You are wise to try to take some ownership for the issues that have surfaced, and now your answer should be that you need to take time to figure out who you are, not in relation to whatever guy you’re involved with, but as a person in your own right.
You and your guy should both commit to a process of growth and change. Let him become the responsible, respectful person he wants to be, but tell him not to do this for you, but for himself.
Promising to change for another person is a shallow proposition, almost guaranteed to fail, long term.
I can’t characterize your relationship as “doomed,” but I do know that you shouldn’t be in it unless you know it is good for you.
DEAR AMY: I recently planned a small dinner at a restaurant to celebrate my birthday. One of the friends I invited is married to a man that my husband and I don’t care for — as recently as yesterday I had to block him from my social media page due to his rants. In all the years I’ve been friends with his wife, he has never come with her to a social function, so when I invited her to my birthday celebration it didn’t occur to me that she would ask if he could also attend, but she did. I know by excluding him I will be excluding her, and I do not want to do that. I think my only option is to cancel the whole thing. Do you see another option?
Tied in Social Knots
DEAR TIED: You cannot politely host a social occasion and exclude one spouse (if other spouses are included). Situations such as this are why challenging spouses are sometimes thought of as “baggage.”
Another option to canceling would be to carry on and politely welcome all of your guests. If you have never seen this man at a social event, his behavior at this one might surprise you. Be aware that if he has a habit of not attending events with his wife — he might choose at the last minute not to come.

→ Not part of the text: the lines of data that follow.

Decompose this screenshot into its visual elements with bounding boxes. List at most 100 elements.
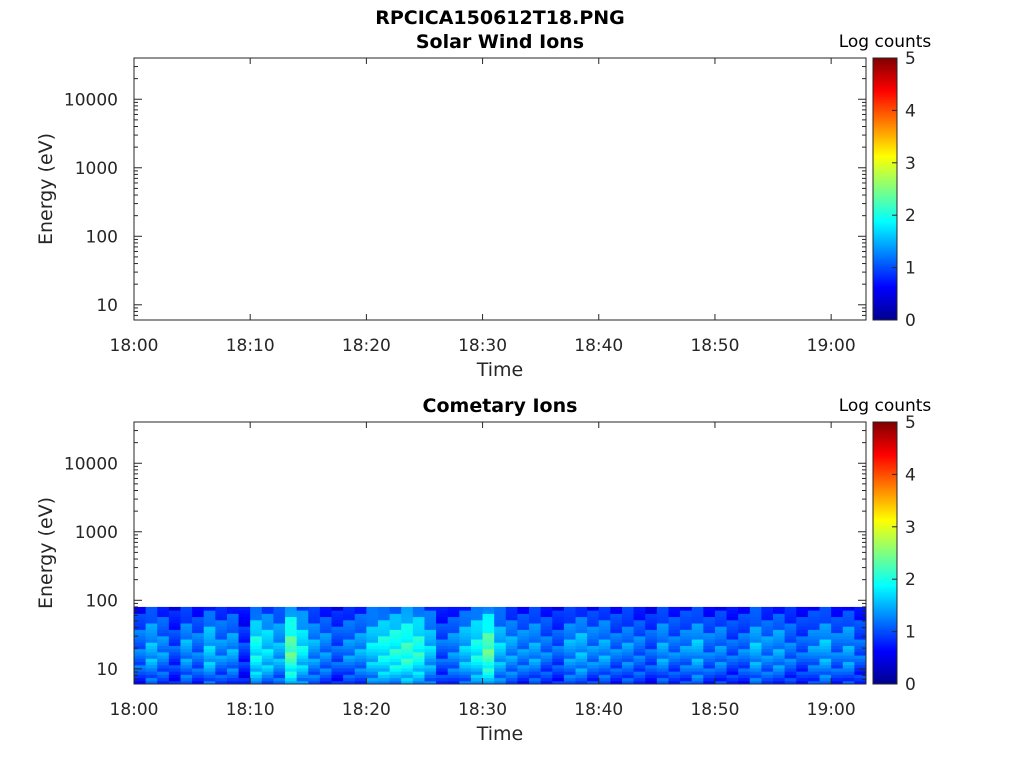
time-bin xyxy=(261,606,274,685)
heatmap-cell xyxy=(738,632,751,637)
heatmap-cell xyxy=(424,616,437,621)
heatmap-cell xyxy=(250,661,263,666)
heatmap-cell xyxy=(610,616,623,621)
heatmap-cell xyxy=(517,667,530,672)
heatmap-cell xyxy=(354,655,367,659)
heatmap-cell xyxy=(738,606,751,611)
heatmap-cell xyxy=(296,667,309,672)
heatmap-cell xyxy=(842,626,855,630)
heatmap-cell xyxy=(308,677,321,682)
heatmap-cell xyxy=(784,610,797,614)
heatmap-cell xyxy=(238,616,251,621)
heatmap-cell xyxy=(668,680,681,685)
heatmap-cell xyxy=(459,622,472,627)
heatmap-cell xyxy=(714,661,728,666)
heatmap-cell xyxy=(714,677,728,682)
y-axis-label: Energy (eV) xyxy=(35,497,57,609)
heatmap-cell xyxy=(261,645,274,650)
heatmap-cell xyxy=(343,629,356,634)
heatmap-cell xyxy=(296,639,309,643)
heatmap-cell xyxy=(517,648,530,653)
heatmap-cell xyxy=(354,613,367,618)
time-bin xyxy=(540,606,553,685)
heatmap-cell xyxy=(447,677,460,682)
heatmap-cell xyxy=(552,610,565,614)
heatmap-cell xyxy=(656,651,669,656)
heatmap-cell xyxy=(354,635,367,640)
heatmap-cell xyxy=(773,642,786,646)
heatmap-cell xyxy=(157,651,170,656)
heatmap-cell xyxy=(552,616,565,621)
heatmap-cell xyxy=(482,606,495,611)
heatmap-cell xyxy=(482,616,495,621)
heatmap-cell xyxy=(389,622,402,627)
heatmap-cell xyxy=(773,680,786,685)
heatmap-cell xyxy=(389,613,402,618)
heatmap-cell xyxy=(134,658,147,663)
heatmap-cell xyxy=(807,629,821,634)
heatmap-cell xyxy=(331,677,344,682)
heatmap-cell xyxy=(157,664,170,669)
heatmap-cell xyxy=(831,667,844,672)
heatmap-cell xyxy=(691,616,704,621)
heatmap-cell xyxy=(784,680,797,685)
heatmap-cell xyxy=(598,610,611,614)
heatmap-cell xyxy=(168,677,181,682)
heatmap-cell xyxy=(470,658,484,663)
heatmap-cell xyxy=(134,616,147,621)
heatmap-cell xyxy=(680,671,693,675)
heatmap-cell xyxy=(273,622,286,627)
heatmap-cell xyxy=(552,622,565,627)
heatmap-cell xyxy=(250,674,263,679)
heatmap-cell xyxy=(354,629,367,634)
heatmap-cell xyxy=(598,671,611,675)
heatmap-cell xyxy=(436,674,449,679)
time-bin xyxy=(575,606,588,685)
heatmap-cell xyxy=(807,648,821,653)
heatmap-cell xyxy=(749,661,762,666)
heatmap-cell xyxy=(807,661,821,666)
heatmap-cell xyxy=(238,655,251,659)
heatmap-cell xyxy=(308,616,321,621)
heatmap-cell xyxy=(517,658,530,663)
heatmap-cell xyxy=(842,680,855,685)
heatmap-cell xyxy=(680,629,693,634)
heatmap-cell xyxy=(215,642,228,646)
heatmap-cell xyxy=(412,632,425,637)
heatmap-cell xyxy=(738,613,751,618)
heatmap-cell xyxy=(389,629,402,634)
heatmap-cell xyxy=(703,651,716,656)
heatmap-cell xyxy=(285,645,298,650)
heatmap-cell xyxy=(529,632,542,637)
time-bin xyxy=(505,606,518,685)
time-bin xyxy=(308,606,321,685)
heatmap-cell xyxy=(796,645,809,650)
heatmap-cell xyxy=(238,629,251,634)
heatmap-cell xyxy=(424,613,437,618)
heatmap-cell xyxy=(831,645,844,650)
heatmap-cell xyxy=(366,622,379,627)
heatmap-cell xyxy=(598,629,611,634)
heatmap-cell xyxy=(622,680,635,685)
heatmap-cell xyxy=(784,622,797,627)
heatmap-cell xyxy=(168,613,181,618)
heatmap-cell xyxy=(250,648,263,653)
heatmap-cell xyxy=(296,674,309,679)
heatmap-cell xyxy=(668,671,681,675)
heatmap-cell xyxy=(389,677,402,682)
heatmap-cell xyxy=(714,651,728,656)
heatmap-cell xyxy=(215,661,228,666)
heatmap-cell xyxy=(424,645,437,650)
heatmap-cell xyxy=(436,648,449,653)
heatmap-cell xyxy=(842,658,855,663)
heatmap-cell xyxy=(378,645,391,650)
heatmap-cell xyxy=(273,619,286,624)
heatmap-cell xyxy=(691,610,704,614)
time-bin xyxy=(412,606,425,685)
heatmap-cell xyxy=(552,606,565,611)
heatmap-cell xyxy=(378,667,391,672)
heatmap-cell xyxy=(296,655,309,659)
heatmap-cell xyxy=(645,639,658,643)
heatmap-cell xyxy=(494,606,507,611)
heatmap-cell xyxy=(784,606,797,611)
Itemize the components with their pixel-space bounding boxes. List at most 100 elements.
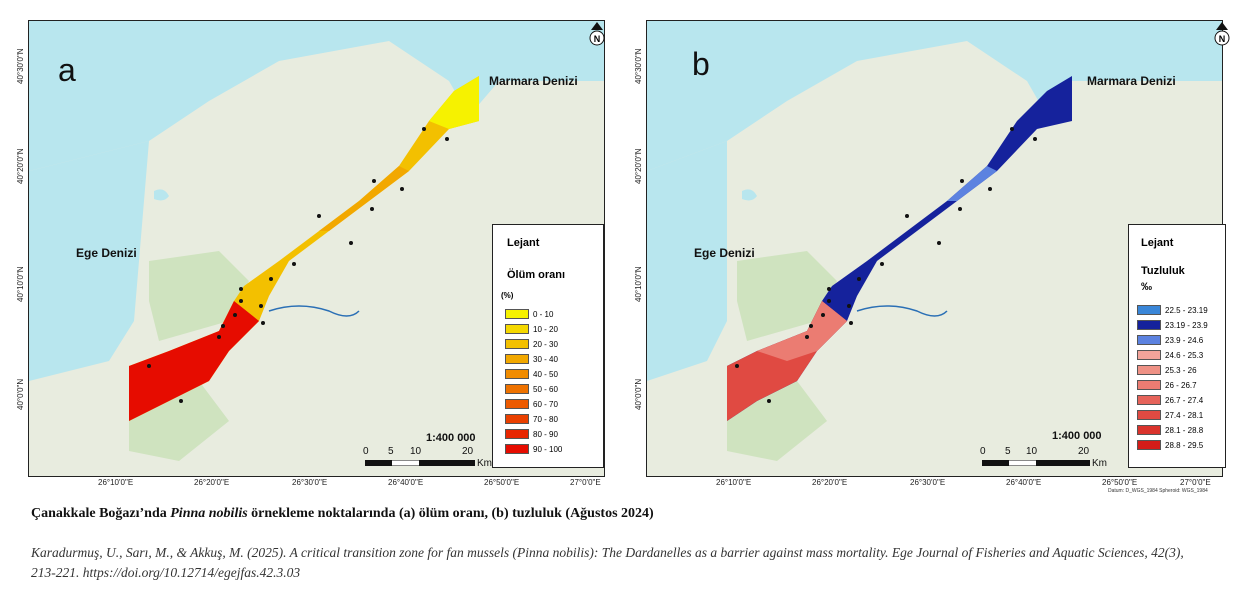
map-b-svg [647, 21, 1222, 461]
map-panel-a: a Marmara Denizi Ege Denizi N Lejant Ölü… [14, 14, 605, 492]
legend-item: 23.9 - 24.6 [1137, 335, 1203, 345]
sea-label-marmara-b: Marmara Denizi [1087, 74, 1176, 88]
caption-post: örnekleme noktalarında (a) ölüm oranı, (… [247, 506, 654, 521]
lon-label-3-b: 26°30'0"E [910, 478, 946, 487]
legend-swatch [1137, 410, 1161, 420]
scale-ratio-a: 1:400 000 [426, 432, 476, 444]
legend-b: Lejant Tuzluluk ‰ 22.5 - 23.19 23.19 - 23… [1128, 224, 1226, 468]
legend-swatch [1137, 395, 1161, 405]
lat-label-1-a: 40°30'0"N [16, 48, 25, 84]
lon-label-1-b: 26°10'0"E [716, 478, 752, 487]
legend-swatch [505, 414, 529, 424]
scale-tick-20-a: 20 [462, 446, 474, 457]
legend-swatch [505, 369, 529, 379]
scale-tick-10-b: 10 [1026, 446, 1038, 457]
saricay-river [856, 305, 948, 317]
scale-unit-a: Km [477, 458, 492, 469]
lon-label-5-b: 26°50'0"E [1102, 478, 1138, 487]
legend-swatch [505, 429, 529, 439]
legend-label: 60 - 70 [533, 399, 558, 409]
figure-caption: Çanakkale Boğazı’nda Pinna nobilis örnek… [31, 506, 654, 522]
strait-b-light [947, 166, 997, 201]
legend-swatch [505, 309, 529, 319]
legend-swatch [1137, 380, 1161, 390]
legend-swatch [505, 444, 529, 454]
scale-tick-5-a: 5 [388, 446, 394, 457]
legend-title-a: Lejant [507, 237, 540, 249]
legend-label: 26 - 26.7 [1165, 380, 1197, 390]
legend-item: 50 - 60 [505, 384, 558, 394]
legend-label: 30 - 40 [533, 354, 558, 364]
legend-swatch [1137, 335, 1161, 345]
legend-subtitle-b: Tuzluluk [1141, 265, 1185, 277]
caption-species: Pinna nobilis [170, 506, 248, 521]
legend-item: 70 - 80 [505, 414, 558, 424]
legend-swatch [505, 384, 529, 394]
lon-label-2-b: 26°20'0"E [812, 478, 848, 487]
lat-label-4-a: 40°0'0"N [16, 378, 25, 410]
legend-swatch [505, 354, 529, 364]
legend-item: 90 - 100 [505, 444, 562, 454]
map-a-svg [29, 21, 604, 461]
legend-swatch [505, 399, 529, 409]
legend-item: 22.5 - 23.19 [1137, 305, 1208, 315]
legend-label: 20 - 30 [533, 339, 558, 349]
legend-a: Lejant Ölüm oranı (%) 0 - 10 10 - 20 20 - … [492, 224, 604, 468]
scale-tick-5-b: 5 [1005, 446, 1011, 457]
legend-swatch [1137, 305, 1161, 315]
legend-label: 22.5 - 23.19 [1165, 305, 1208, 315]
north-arrow-icon: N [1214, 22, 1230, 46]
sea-label-marmara-a: Marmara Denizi [489, 74, 578, 88]
legend-item: 28.1 - 28.8 [1137, 425, 1203, 435]
aegean-sea [647, 141, 727, 381]
scale-ratio-b: 1:400 000 [1052, 430, 1102, 442]
sea-label-ege-b: Ege Denizi [694, 246, 755, 260]
legend-label: 27.4 - 28.1 [1165, 410, 1204, 420]
lon-label-3-a: 26°30'0"E [292, 478, 328, 487]
legend-item: 30 - 40 [505, 354, 558, 364]
legend-swatch [1137, 350, 1161, 360]
legend-label: 23.9 - 24.6 [1165, 335, 1204, 345]
legend-item: 0 - 10 [505, 309, 553, 319]
caption-pre: Çanakkale Boğazı’nda [31, 506, 171, 521]
lat-label-3-a: 40°10'0"N [16, 266, 25, 302]
legend-swatch [1137, 425, 1161, 435]
tuz-golu [154, 189, 169, 201]
lat-label-4-b: 40°0'0"N [634, 378, 643, 410]
north-arrow-icon: N [589, 22, 605, 46]
legend-label: 26.7 - 27.4 [1165, 395, 1204, 405]
scale-tick-0-a: 0 [363, 446, 369, 457]
map-panel-b: b Marmara Denizi Ege Denizi N Lejant Tuz… [632, 14, 1230, 494]
legend-item: 26 - 26.7 [1137, 380, 1197, 390]
panel-letter-a: a [58, 52, 76, 88]
citation: Karadurmuş, U., Sarı, M., & Akkuş, M. (2… [31, 545, 1184, 580]
scale-tick-10-a: 10 [410, 446, 422, 457]
sea-label-ege-a: Ege Denizi [76, 246, 137, 260]
lon-label-2-a: 26°20'0"E [194, 478, 230, 487]
tuz-golu [742, 189, 757, 201]
aegean-sea [29, 141, 149, 381]
scale-unit-b: Km [1092, 458, 1107, 469]
datum-note: Datum: D_WGS_1984 Spheroid: WGS_1984 [1108, 488, 1208, 494]
legend-label: 28.8 - 29.5 [1165, 440, 1204, 450]
legend-item: 28.8 - 29.5 [1137, 440, 1203, 450]
legend-label: 90 - 100 [533, 444, 563, 454]
legend-item: 25.3 - 26 [1137, 365, 1197, 375]
panel-letter-b: b [692, 46, 710, 82]
legend-unit-a: (%) [501, 291, 514, 300]
legend-item: 10 - 20 [505, 324, 558, 334]
legend-subtitle-a: Ölüm oranı [507, 269, 566, 281]
legend-item: 20 - 30 [505, 339, 558, 349]
map-frame-b [646, 20, 1223, 477]
lat-label-3-b: 40°10'0"N [634, 266, 643, 302]
marmara-sea [29, 21, 604, 171]
lon-label-1-a: 26°10'0"E [98, 478, 134, 487]
scale-bar-a [365, 460, 475, 466]
lon-label-6-a: 27°0'0"E [570, 478, 601, 487]
lat-label-2-b: 40°20'0"N [634, 148, 643, 184]
saricay-river [268, 305, 360, 317]
legend-item: 23.19 - 23.9 [1137, 320, 1208, 330]
marmara-sea [647, 21, 1222, 171]
legend-title-b: Lejant [1141, 237, 1174, 249]
legend-label: 23.19 - 23.9 [1165, 320, 1208, 330]
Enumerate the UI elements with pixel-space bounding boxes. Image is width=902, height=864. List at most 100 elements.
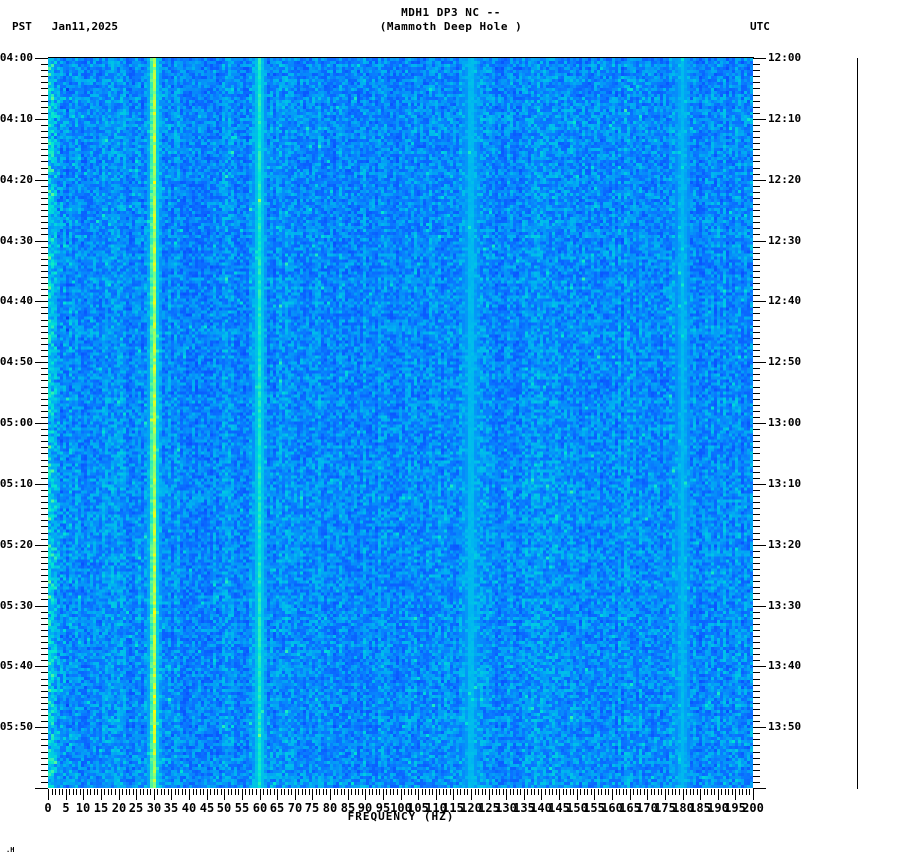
freq-tick-minor [693, 789, 694, 795]
time-tick-minor-left [41, 441, 48, 442]
time-tick-minor-left [41, 88, 48, 89]
time-tick-minor-right [753, 563, 760, 564]
freq-tick-major [506, 789, 507, 800]
time-tick-minor-left [41, 685, 48, 686]
time-tick-minor-left [41, 76, 48, 77]
freq-tick-minor [711, 789, 712, 795]
time-tick-minor-left [41, 326, 48, 327]
time-tick-minor-right [753, 222, 760, 223]
freq-tick-minor [252, 789, 253, 795]
freq-tick-minor [408, 789, 409, 795]
time-tick-minor-left [41, 137, 48, 138]
time-tick-minor-left [41, 581, 48, 582]
freq-tick-major [683, 789, 684, 800]
freq-tick-minor [196, 789, 197, 795]
time-tick-minor-right [753, 234, 760, 235]
time-tick-minor-left [41, 186, 48, 187]
time-label-pst: 04:40 [0, 294, 33, 307]
freq-label: 20 [111, 801, 127, 815]
freq-tick-minor [446, 789, 447, 795]
time-tick-minor-left [41, 490, 48, 491]
freq-tick-minor [80, 789, 81, 795]
freq-label: 180 [672, 801, 694, 815]
freq-tick-minor [200, 789, 201, 795]
plot-top-border [48, 57, 754, 58]
time-tick-major-right [753, 180, 766, 181]
freq-tick-minor [175, 789, 176, 795]
freq-tick-minor [517, 789, 518, 795]
time-tick-minor-left [41, 496, 48, 497]
time-tick-minor-right [753, 447, 760, 448]
freq-tick-minor [608, 789, 609, 795]
time-tick-minor-left [41, 618, 48, 619]
time-tick-minor-right [753, 672, 760, 673]
time-label-pst: 05:00 [0, 416, 33, 429]
time-tick-minor-right [753, 228, 760, 229]
freq-tick-major [348, 789, 349, 800]
time-tick-minor-right [753, 636, 760, 637]
freq-tick-minor [661, 789, 662, 795]
freq-tick-minor [697, 789, 698, 795]
time-tick-minor-right [753, 271, 760, 272]
time-tick-major-left [35, 727, 48, 728]
time-tick-minor-right [753, 599, 760, 600]
time-tick-minor-right [753, 569, 760, 570]
freq-label: 200 [742, 801, 764, 815]
time-tick-minor-left [41, 453, 48, 454]
freq-tick-minor [478, 789, 479, 795]
time-tick-minor-left [41, 356, 48, 357]
freq-tick-minor [147, 789, 148, 795]
time-tick-minor-left [41, 758, 48, 759]
time-tick-minor-left [41, 697, 48, 698]
time-tick-minor-left [41, 161, 48, 162]
freq-label: 150 [566, 801, 588, 815]
freq-label: 125 [478, 801, 500, 815]
freq-tick-minor [326, 789, 327, 795]
freq-tick-minor [601, 789, 602, 795]
freq-tick-minor [397, 789, 398, 795]
freq-tick-major [735, 789, 736, 800]
time-tick-minor-left [41, 593, 48, 594]
time-tick-major-right [753, 119, 766, 120]
freq-tick-major [260, 789, 261, 800]
time-tick-minor-right [753, 131, 760, 132]
time-tick-minor-right [753, 277, 760, 278]
freq-label: 100 [390, 801, 412, 815]
time-tick-minor-right [753, 776, 760, 777]
time-tick-minor-right [753, 709, 760, 710]
freq-tick-minor [714, 789, 715, 795]
freq-tick-minor [210, 789, 211, 795]
freq-tick-minor [499, 789, 500, 795]
freq-tick-major [295, 789, 296, 800]
freq-tick-minor [140, 789, 141, 795]
freq-tick-minor [69, 789, 70, 795]
time-tick-minor-left [41, 289, 48, 290]
corner-artifact: .H [6, 846, 15, 854]
freq-tick-minor [534, 789, 535, 795]
time-tick-minor-left [41, 204, 48, 205]
freq-tick-minor [503, 789, 504, 795]
freq-label: 0 [44, 801, 52, 815]
time-tick-major-right [753, 788, 766, 789]
time-tick-minor-right [753, 374, 760, 375]
time-tick-minor-left [41, 113, 48, 114]
time-tick-major-left [35, 362, 48, 363]
page-title: MDH1 DP3 NC -- [401, 6, 501, 19]
time-tick-minor-left [41, 575, 48, 576]
freq-tick-minor [549, 789, 550, 795]
freq-label: 65 [269, 801, 285, 815]
freq-tick-minor [616, 789, 617, 795]
time-tick-major-right [753, 727, 766, 728]
time-tick-minor-right [753, 143, 760, 144]
freq-tick-minor [372, 789, 373, 795]
time-tick-minor-left [41, 715, 48, 716]
time-tick-minor-left [41, 216, 48, 217]
time-tick-minor-right [753, 411, 760, 412]
freq-tick-major [171, 789, 172, 800]
time-tick-minor-right [753, 441, 760, 442]
freq-tick-minor [623, 789, 624, 795]
freq-label: 130 [495, 801, 517, 815]
freq-tick-minor [386, 789, 387, 795]
time-tick-minor-right [753, 575, 760, 576]
time-tick-minor-right [753, 198, 760, 199]
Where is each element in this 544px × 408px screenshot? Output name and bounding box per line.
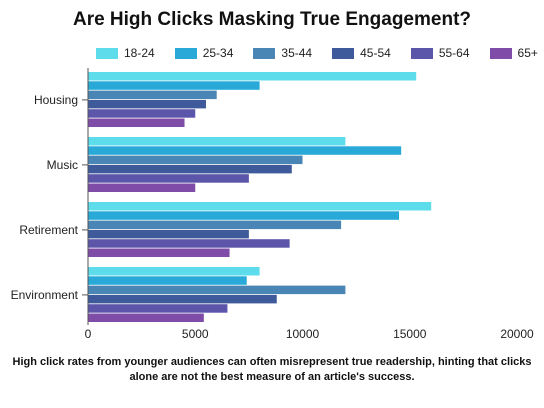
bar xyxy=(88,109,196,118)
x-tick-label: 15000 xyxy=(393,327,427,341)
category-label: Housing xyxy=(34,93,78,107)
legend-label: 45-54 xyxy=(360,46,391,60)
bar xyxy=(88,174,249,183)
legend-item: 35-44 xyxy=(253,46,312,60)
bar xyxy=(88,239,290,248)
legend-swatch xyxy=(332,47,355,59)
legend-label: 25-34 xyxy=(202,46,234,60)
legend-item: 65+ xyxy=(489,46,538,60)
bar xyxy=(88,211,400,220)
bar xyxy=(88,183,196,192)
bar xyxy=(88,137,346,146)
bar xyxy=(88,267,260,276)
x-tick-label: 0 xyxy=(85,327,92,341)
bar xyxy=(88,276,247,285)
legend-label: 65+ xyxy=(517,46,538,60)
bar xyxy=(88,164,292,174)
category-label: Music xyxy=(47,158,78,172)
bar xyxy=(88,90,217,100)
chart-caption: High click rates from younger audiences … xyxy=(0,355,544,385)
x-tick-label: 20000 xyxy=(500,327,534,341)
legend-label: 35-44 xyxy=(281,46,313,60)
legend-swatch xyxy=(96,47,118,59)
category-label: Retirement xyxy=(19,223,78,237)
bar xyxy=(88,294,277,304)
legend-item: 45-54 xyxy=(332,46,391,60)
legend-item: 25-34 xyxy=(174,46,234,60)
legend-item: 18-24 xyxy=(96,46,155,60)
legend-swatch xyxy=(253,47,276,59)
legend-item: 55-64 xyxy=(410,46,470,60)
category-label: Environment xyxy=(11,288,79,302)
bar xyxy=(88,202,432,211)
bar xyxy=(88,118,185,127)
x-tick-label: 10000 xyxy=(286,327,320,341)
bar xyxy=(88,220,342,230)
bar xyxy=(88,146,402,155)
bar xyxy=(88,248,230,257)
legend-swatch xyxy=(174,47,197,59)
bar xyxy=(88,81,260,90)
bar xyxy=(88,304,228,313)
bar xyxy=(88,155,303,165)
caption-line-1: High click rates from younger audiences … xyxy=(12,356,532,368)
bar xyxy=(88,313,204,322)
chart-legend: 18-24 25-34 35-44 45-54 55-64 65+ xyxy=(96,43,538,63)
legend-label: 55-64 xyxy=(438,46,470,60)
bar xyxy=(88,72,417,81)
bar xyxy=(88,99,206,109)
x-tick-label: 5000 xyxy=(182,327,209,341)
caption-line-2: alone are not the best measure of an art… xyxy=(129,371,415,383)
chart-title: Are High Clicks Masking True Engagement? xyxy=(72,9,472,30)
bar xyxy=(88,229,249,239)
bar xyxy=(88,285,346,295)
legend-label: 18-24 xyxy=(124,46,155,60)
legend-swatch xyxy=(489,47,512,59)
legend-swatch xyxy=(410,47,433,59)
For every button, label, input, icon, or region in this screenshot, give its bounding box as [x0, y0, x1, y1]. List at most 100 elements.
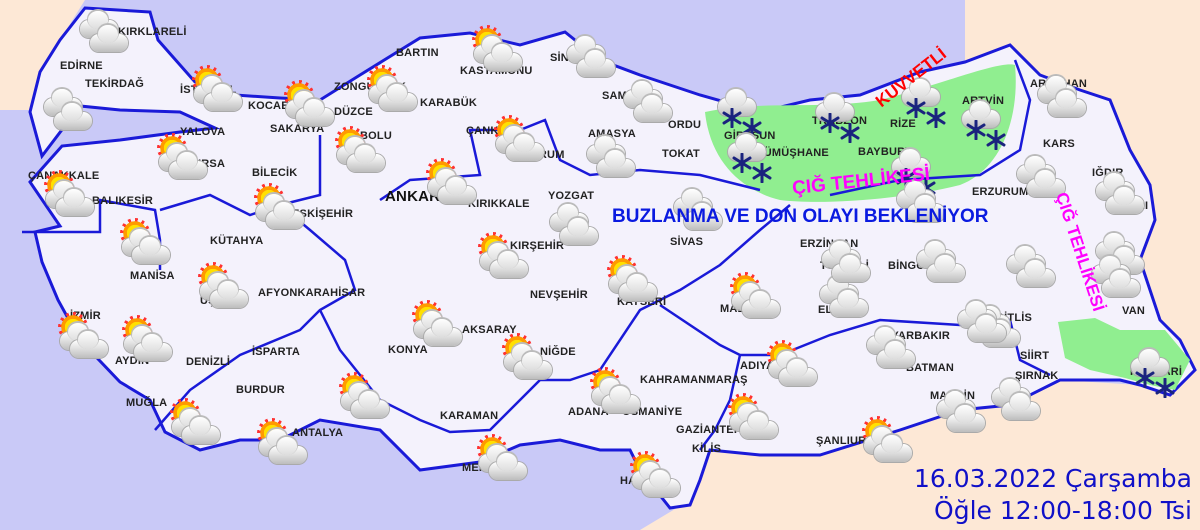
cloud-icon: [947, 405, 985, 432]
cloud-icon: [619, 274, 657, 301]
cloud-icon: [424, 319, 462, 346]
cloudy-icon: [1090, 255, 1144, 299]
partly-cloudy-icon: [120, 315, 174, 361]
snowflake-icon: [732, 152, 752, 174]
partly-cloudy-icon: [726, 393, 780, 439]
cloudy-icon: [548, 203, 602, 247]
cloud-icon: [489, 453, 527, 480]
cloud-icon: [577, 50, 615, 77]
snow-icon: [712, 89, 766, 139]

DEAR AMY: I felt very sorry for “Deeply Disappointed,” the man who saw how his wife enabled her troubled 23-year-old son. Unfortunately, I know from experience that a stepparent is very limited when it comes to the birth parents’ choices. I dealt with this in my own life. My wife wore rose-colored glasses when it came to her children, and it was a lonely parenting experience for me.
DEAR STEPFATHER: Being a stepparent is the toughest parenting role there is.